Source: (2000) Ph.D. Dissertation, The Claremont Graduate University.
This dissertation is about the difficulties posed for traditional conceptions of justice when both state and citizenry are complicit in the commission of the radical crime of genocide. The sheer numbers of people involved in such crimes, as well as the unique nature of the crime itself, present enormously complex problems for justice, and, by extension, the human-rights ideals of civilized peoples in the twentieth (and now twenty-first) century.
Using actual juridical and other formal responses to the Holocaust and the Rwandan genocide as empirical grounding, two conceptions of justice (punitive and restorative) are tested against these real-world problems and outcomes.
The “boundaries” of justice in these cases are the limits of punishment and forgiveness, neither of which can cope with criminality on this scale.
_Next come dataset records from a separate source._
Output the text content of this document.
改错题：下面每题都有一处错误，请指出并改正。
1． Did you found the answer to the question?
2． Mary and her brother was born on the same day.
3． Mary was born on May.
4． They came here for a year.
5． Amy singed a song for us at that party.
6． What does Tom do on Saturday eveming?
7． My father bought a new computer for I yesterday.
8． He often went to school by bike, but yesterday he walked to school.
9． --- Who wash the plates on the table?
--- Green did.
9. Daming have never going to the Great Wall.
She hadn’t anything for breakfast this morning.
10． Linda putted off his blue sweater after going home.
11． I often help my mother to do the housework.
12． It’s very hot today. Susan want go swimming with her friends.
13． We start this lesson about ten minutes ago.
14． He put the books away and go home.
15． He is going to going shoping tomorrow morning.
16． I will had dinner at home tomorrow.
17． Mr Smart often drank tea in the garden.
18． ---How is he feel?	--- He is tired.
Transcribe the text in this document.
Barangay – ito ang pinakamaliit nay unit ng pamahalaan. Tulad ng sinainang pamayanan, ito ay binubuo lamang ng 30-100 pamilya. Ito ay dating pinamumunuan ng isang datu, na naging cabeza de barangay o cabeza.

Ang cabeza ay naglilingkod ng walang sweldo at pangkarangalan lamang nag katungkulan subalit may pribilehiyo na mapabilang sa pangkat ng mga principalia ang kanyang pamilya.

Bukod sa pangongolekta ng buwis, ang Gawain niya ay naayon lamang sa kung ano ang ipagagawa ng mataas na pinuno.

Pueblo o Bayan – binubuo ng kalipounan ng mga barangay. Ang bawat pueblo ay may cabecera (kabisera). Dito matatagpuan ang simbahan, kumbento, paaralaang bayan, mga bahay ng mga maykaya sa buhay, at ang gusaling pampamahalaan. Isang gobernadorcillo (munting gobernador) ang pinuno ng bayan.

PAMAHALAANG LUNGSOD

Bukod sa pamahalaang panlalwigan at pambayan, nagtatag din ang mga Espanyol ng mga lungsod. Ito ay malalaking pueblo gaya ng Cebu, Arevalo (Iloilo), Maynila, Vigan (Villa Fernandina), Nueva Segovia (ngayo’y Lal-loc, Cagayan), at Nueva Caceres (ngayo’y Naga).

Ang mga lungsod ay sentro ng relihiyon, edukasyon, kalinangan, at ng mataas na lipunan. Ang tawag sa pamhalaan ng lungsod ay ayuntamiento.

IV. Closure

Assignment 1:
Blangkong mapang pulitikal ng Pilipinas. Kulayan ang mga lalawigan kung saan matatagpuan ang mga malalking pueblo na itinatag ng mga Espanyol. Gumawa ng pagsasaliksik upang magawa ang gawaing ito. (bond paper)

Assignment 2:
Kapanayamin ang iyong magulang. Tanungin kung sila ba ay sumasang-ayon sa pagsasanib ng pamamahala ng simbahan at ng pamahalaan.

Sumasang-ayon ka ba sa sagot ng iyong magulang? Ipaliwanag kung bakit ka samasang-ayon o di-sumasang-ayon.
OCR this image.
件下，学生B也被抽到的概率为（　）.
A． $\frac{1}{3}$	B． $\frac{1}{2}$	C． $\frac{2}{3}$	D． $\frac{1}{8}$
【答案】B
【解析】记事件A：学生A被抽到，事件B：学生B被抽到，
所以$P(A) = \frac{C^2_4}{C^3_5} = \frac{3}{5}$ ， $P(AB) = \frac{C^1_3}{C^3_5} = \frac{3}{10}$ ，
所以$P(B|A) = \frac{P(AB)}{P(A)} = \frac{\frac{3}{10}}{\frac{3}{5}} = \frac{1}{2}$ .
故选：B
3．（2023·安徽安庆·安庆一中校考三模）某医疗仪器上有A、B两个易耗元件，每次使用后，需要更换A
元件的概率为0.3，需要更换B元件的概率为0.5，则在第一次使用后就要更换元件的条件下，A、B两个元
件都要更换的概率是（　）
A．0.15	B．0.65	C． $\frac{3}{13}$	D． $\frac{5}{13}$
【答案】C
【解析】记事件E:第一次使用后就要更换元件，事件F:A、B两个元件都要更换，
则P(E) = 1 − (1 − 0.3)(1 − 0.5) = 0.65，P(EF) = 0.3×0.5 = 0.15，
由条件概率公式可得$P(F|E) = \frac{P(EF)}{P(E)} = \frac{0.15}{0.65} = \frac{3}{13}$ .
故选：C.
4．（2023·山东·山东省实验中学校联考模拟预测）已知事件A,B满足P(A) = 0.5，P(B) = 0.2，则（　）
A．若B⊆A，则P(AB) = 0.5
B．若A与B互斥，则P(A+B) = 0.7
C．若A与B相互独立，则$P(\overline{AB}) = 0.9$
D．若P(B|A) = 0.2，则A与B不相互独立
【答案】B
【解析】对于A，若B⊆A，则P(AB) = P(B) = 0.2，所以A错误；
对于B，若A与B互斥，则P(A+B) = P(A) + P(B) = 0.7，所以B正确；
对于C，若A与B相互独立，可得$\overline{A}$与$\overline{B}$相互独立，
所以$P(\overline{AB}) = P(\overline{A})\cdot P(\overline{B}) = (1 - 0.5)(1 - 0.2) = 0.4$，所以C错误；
As a result, the best we can hope for is a partial, incomplete justice, a justice that leaves huge numbers of people (the majority of the perpetrators) unpunished, and (probably) unnamed and unacknowledged, and hence points to the inadequacy of traditional conceptions of retributive justice in such cases. I argue that the scale of such crimes simply overwhelms the scope of this traditional conception of justice, and thus requires a broader, more socially transformative approach with an eye to future generations. The proposed solution, like the reach of traditional justice, is also a partial and incomplete one–functional “noble lie” that creates a shift in a peoples’ sense of themselves, a “noble lie” that brings about a fundamental transformation of national ethos, or “re-identification”–a process that, at best, takes place over much time and many generations. It is a process which (at best) evolves over time, and gradually permits a people release from the ontological burdens imposed by history, memory, and guilt.